The young man isn’t only handsome; he is also a brilliant and adventurous scholar, among the pioneers of Italian anthropology, as well as a talented photographer, and intrepid mountain climber. His name is Fosco Maraini, and shortly after he marries Topazia, in 1938, he wins a scholarship to study the Ainu tribe in the north of Japan, taking with him his wife and daughter, Dacia, who is only two years old.
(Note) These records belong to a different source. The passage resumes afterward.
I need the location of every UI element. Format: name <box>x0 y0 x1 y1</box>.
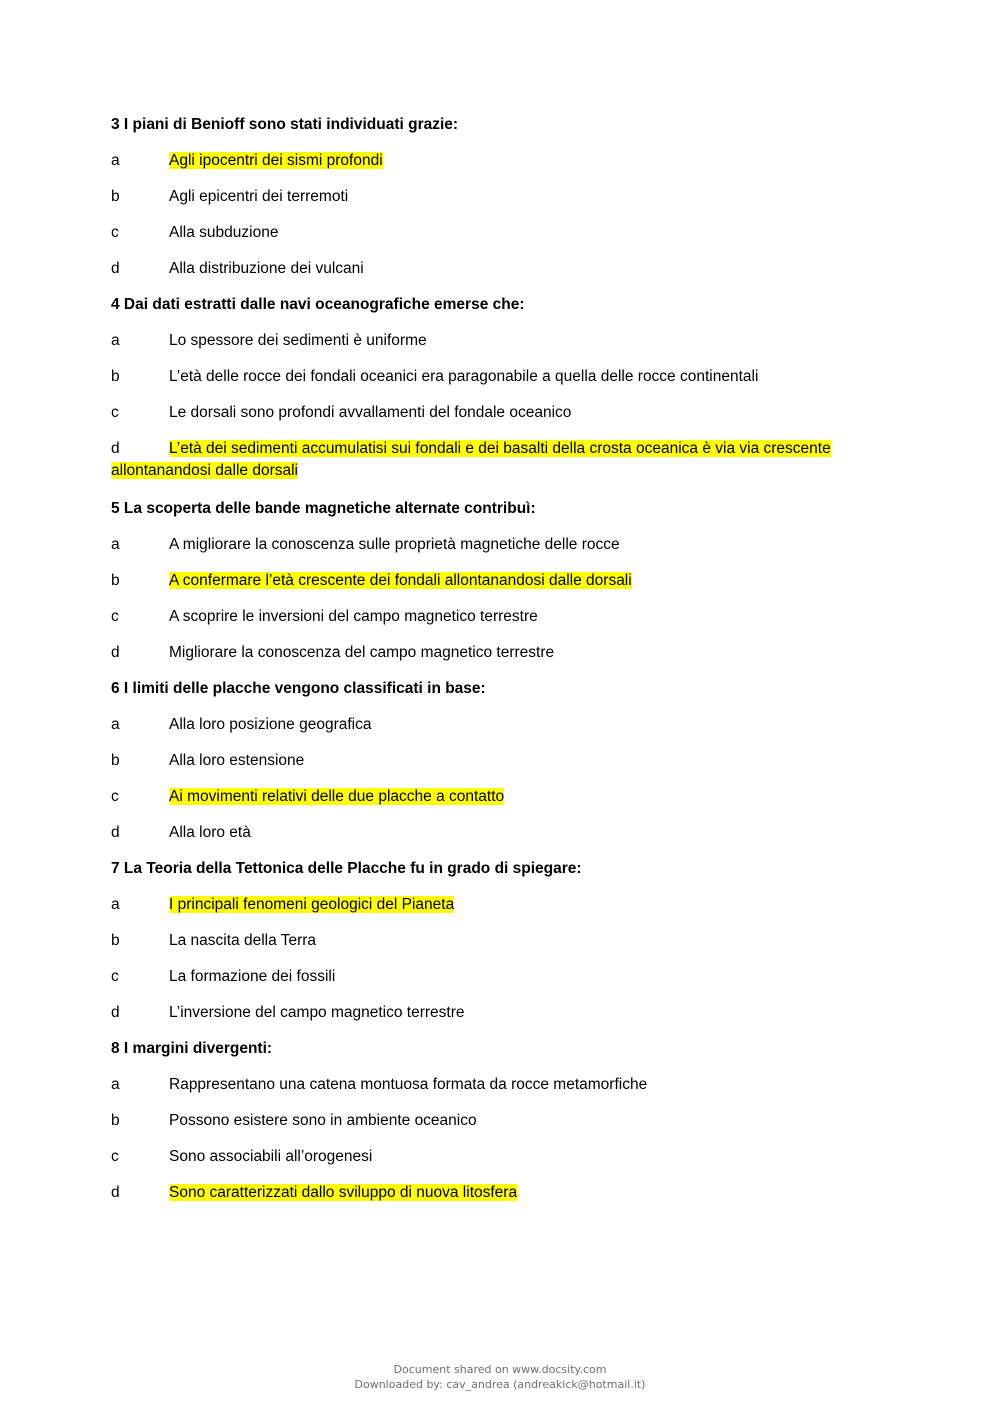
question-block <box>111 114 871 294</box>
option-d <box>111 822 871 858</box>
option-text: La formazione dei fossili <box>169 968 336 985</box>
option-text: A scoprire le inversioni del campo magnetico terrestre <box>169 608 538 625</box>
option-letter: a <box>111 716 120 733</box>
option-c <box>111 966 871 1002</box>
option-text: La nascita della Terra <box>169 932 317 949</box>
option-letter: b <box>111 368 120 385</box>
option-letter: b <box>111 932 120 949</box>
option-a <box>111 330 871 366</box>
option-c <box>111 606 871 642</box>
option-d <box>111 1182 871 1218</box>
question-block <box>111 858 871 1038</box>
question-title: 8 I margini divergenti: <box>111 1040 273 1057</box>
option-a <box>111 150 871 186</box>
docsity-footer <box>0 1362 1000 1392</box>
option-text: I principali fenomeni geologici del Pianeta <box>169 896 455 913</box>
option-text: Possono esistere sono in ambiente oceanico <box>169 1112 477 1129</box>
question-block <box>111 294 871 498</box>
option-letter: d <box>111 1184 120 1201</box>
option-letter: a <box>111 896 120 913</box>
option-text: Lo spessore dei sedimenti è uniforme <box>169 332 427 349</box>
option-text: Alla subduzione <box>169 224 279 241</box>
option-text: Alla distribuzione dei vulcani <box>169 260 364 277</box>
option-text: L’inversione del campo magnetico terrestre <box>169 1004 465 1021</box>
option-b <box>111 570 871 606</box>
option-text: Sono caratterizzati dallo sviluppo di nuova litosfera <box>169 1184 518 1201</box>
question-block <box>111 498 871 678</box>
option-d <box>111 258 871 294</box>
option-c <box>111 1146 871 1182</box>
option-letter: b <box>111 572 120 589</box>
option-letter: c <box>111 1148 119 1165</box>
option-text: Alla loro estensione <box>169 752 305 769</box>
question-block <box>111 1038 871 1218</box>
option-d <box>111 1002 871 1038</box>
option-b <box>111 1110 871 1146</box>
option-text: Ai movimenti relativi delle due placche a contatto <box>169 788 505 805</box>
option-letter: b <box>111 188 120 205</box>
option-letter: b <box>111 752 120 769</box>
option-b <box>111 366 871 402</box>
option-letter: b <box>111 1112 120 1129</box>
option-d <box>111 642 871 678</box>
option-letter: d <box>111 440 120 457</box>
question-title: 5 La scoperta delle bande magnetiche alternate contribuì: <box>111 500 536 517</box>
option-a <box>111 894 871 930</box>
option-a <box>111 714 871 750</box>
option-c <box>111 222 871 258</box>
option-text: Agli epicentri dei terremoti <box>169 188 349 205</box>
option-c <box>111 786 871 822</box>
footer-downloaded-line: Downloaded by: cav_andrea (andreakick@hotmail.it) <box>354 1378 646 1391</box>
option-letter: d <box>111 1004 120 1021</box>
question-title: 7 La Teoria della Tettonica delle Placche fu in grado di spiegare: <box>111 860 582 877</box>
question-title: 4 Dai dati estratti dalle navi oceanografiche emerse che: <box>111 296 525 313</box>
option-text: Sono associabili all’orogenesi <box>169 1148 373 1165</box>
option-text: Agli ipocentri dei sismi profondi <box>169 152 383 169</box>
option-b <box>111 186 871 222</box>
option-letter: d <box>111 260 120 277</box>
option-text: L’età dei sedimenti accumulatisi sui fondali e dei basalti della crosta oceanica è via via crescente allontanandosi dalle dorsali <box>111 440 831 479</box>
option-a <box>111 534 871 570</box>
option-letter: c <box>111 608 119 625</box>
option-letter: a <box>111 536 120 553</box>
option-a <box>111 1074 871 1110</box>
option-text: Alla loro posizione geografica <box>169 716 372 733</box>
option-text: Migliorare la conoscenza del campo magnetico terrestre <box>169 644 555 661</box>
option-letter: a <box>111 152 120 169</box>
option-letter: d <box>111 824 120 841</box>
option-text: Le dorsali sono profondi avvallamenti del fondale oceanico <box>169 404 572 421</box>
option-b <box>111 750 871 786</box>
option-letter: d <box>111 644 120 661</box>
option-b <box>111 930 871 966</box>
option-letter: a <box>111 332 120 349</box>
option-letter: c <box>111 224 119 241</box>
footer-shared-line: Document shared on www.docsity.com <box>393 1363 607 1376</box>
option-letter: c <box>111 404 119 421</box>
quiz-content <box>111 114 871 1218</box>
option-d <box>111 438 871 498</box>
question-title: 6 I limiti delle placche vengono classificati in base: <box>111 680 486 697</box>
option-text: A confermare l’età crescente dei fondali allontanandosi dalle dorsali <box>169 572 632 589</box>
question-block <box>111 678 871 858</box>
option-text: Rappresentano una catena montuosa formata da rocce metamorfiche <box>169 1076 648 1093</box>
option-text: Alla loro età <box>169 824 251 841</box>
option-letter: a <box>111 1076 120 1093</box>
option-c <box>111 402 871 438</box>
option-text: L’età delle rocce dei fondali oceanici era paragonabile a quella delle rocce continentali <box>169 368 759 385</box>
option-letter: c <box>111 788 119 805</box>
question-title: 3 I piani di Benioff sono stati individuati grazie: <box>111 116 459 133</box>
option-text: A migliorare la conoscenza sulle proprietà magnetiche delle rocce <box>169 536 620 553</box>
option-letter: c <box>111 968 119 985</box>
They are happy years for the young family. Soon, two more babies arrive—Toni and Yuki—who grow up speaking Japanese with their little friends and Italian at home with their parents. But they are also terrible years for millions of people all over the world. The conflict is truly global at this point, and in 1941, Japan suddenly enters the war by attacking Pearl Harbor, the American naval base. The Marainis apprehensively follow the news from Europe, even though there isn’t much of it and it is filtered through the pro-fascist regime of the Japanese empire. Mussolini is now a plaything in Hitler’s hands with the fall of fascism and the establishment of the German puppet Republic of Salò. The Japanese government, worried that enemies of Il Duce and potential spies may be inside that small Italian community, requests that everyone swear an oath of loyalty to the fascist Republic. It is a dramatic moment for the Maraini, because the police officers force each of them to make their choice separately. The two spouses know that there will be serious repercussions if they refuse to sign their loyalty to the regime, and are also sure that their choices, in the end, will inevitably involve their children.
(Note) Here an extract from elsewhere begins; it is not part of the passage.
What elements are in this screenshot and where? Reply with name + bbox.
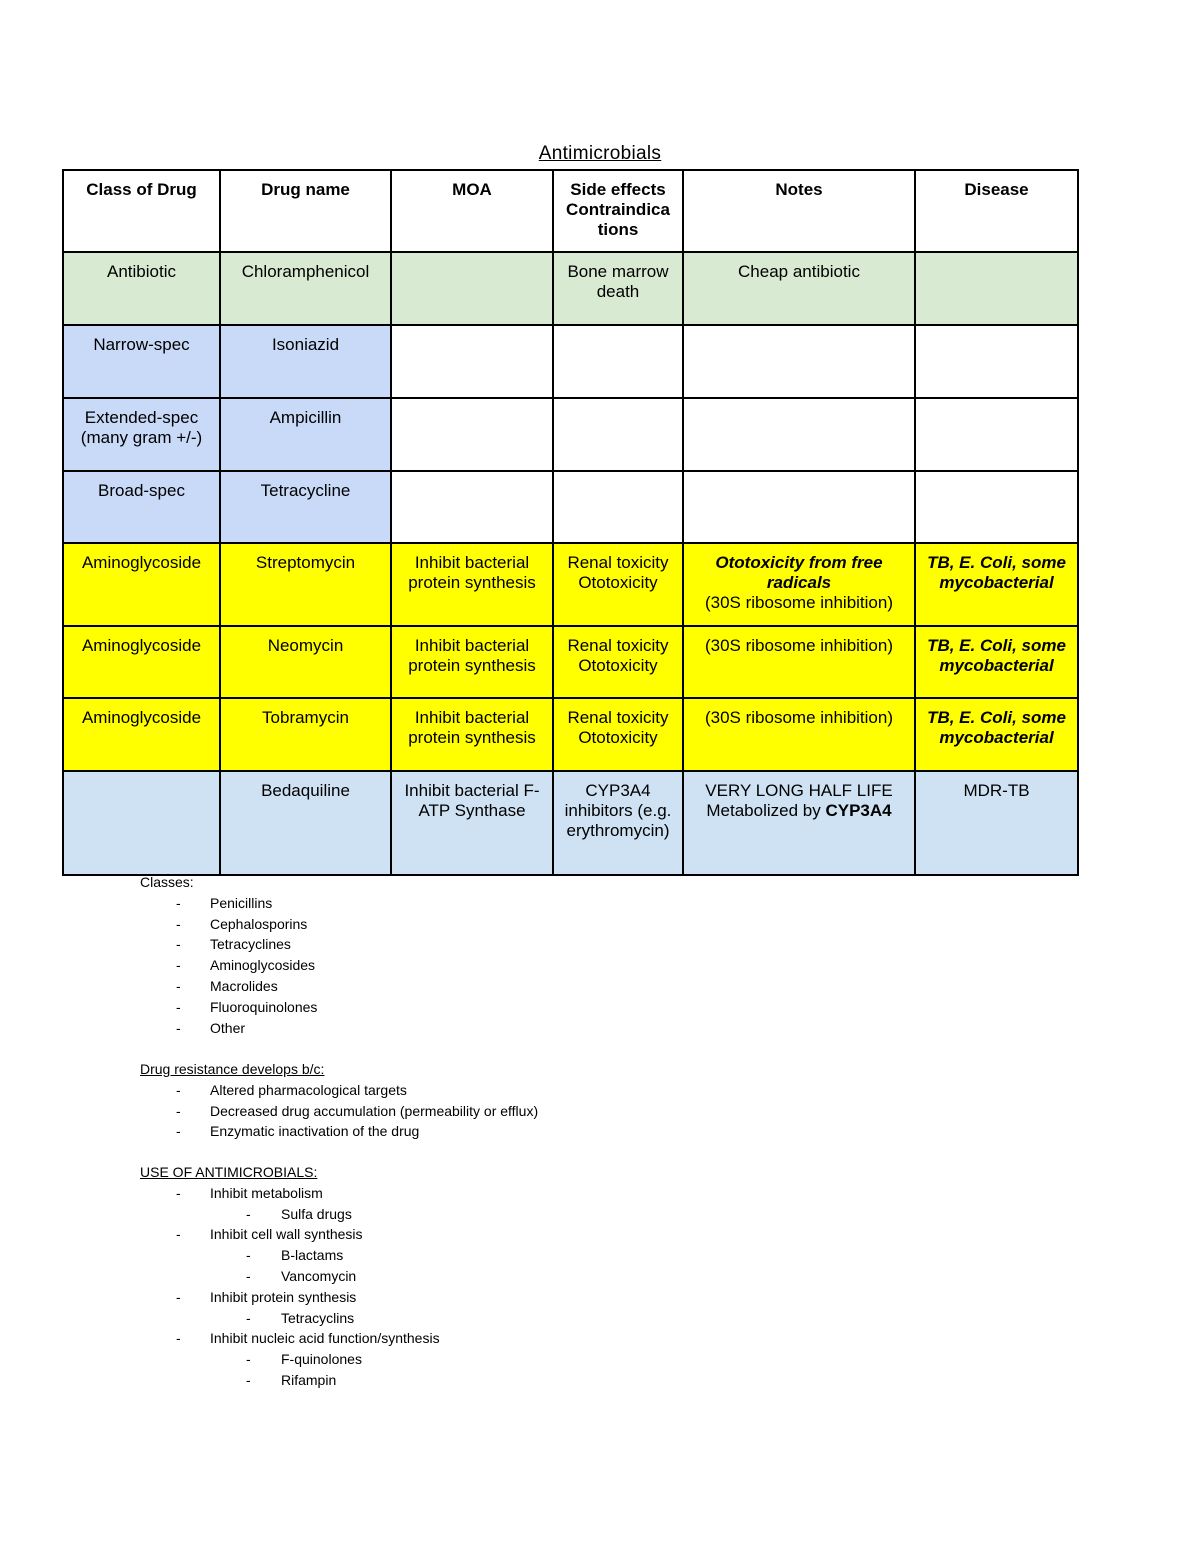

Nevertheless, with extraordinary dignity and courage, they refuse to put their names down. Dacia, the daughter, told us at the Casa Italiana meeting that her parents’ refusal to cooperate wasn’t politically motivated. It was obvious that neither of them professed fascist sympathies, but their refusal was ultimately motivated by the most absolute and complete revulsion towards racism in any form. And fascism itself in those years arose from the legal discrimination against Jews, beginning with deportation and ending in extermination. While in Italy almost all university professors signed the abominable race manifesto, Fosco preached about the absolute lack of scientific basis of the concept of race itself.

The two years that followed were terrible. Around twenty Italians–including the three Maraini children–suffered hunger, psychological torture, and every sort of humiliation by the sadistic guards in the concentration camp. Topazia maintained a diary until her pencil was worn down to a stub. This diary was recently published together with a long introduction and an interview by her daughter Toni Maraini (Sellerio, 2003). Topazia’s voice accompanies us throughout the film and follows, in some respects, her niece Mujah’s trip in Japan, in search of the places where this painful imprisonment took place.
Mujah is visibly disappointed when she realizes that the memory of the events that devastated and molded her family has been completely erased. Seeing three Japanese girls in the courtyard of the public housing that was built where the camp formerly stood, she seems to recognize something reminiscent of her mother and her aunts as children. And this is another great quality of Mujah Maraini Melehi’s film: the absolute lack of resentment towards Japan, the Japanese, and their culture.
But the most enduring lesson that can be derived from the story of the princess and the explorer is that, like Topazia Alliata and Fosco Maraini, who rejected racism at the cost of hunger and imprisonment for themselves and their daughters, sometimes you have to choose to live free and according to your moral principles instead of “happily ever after”.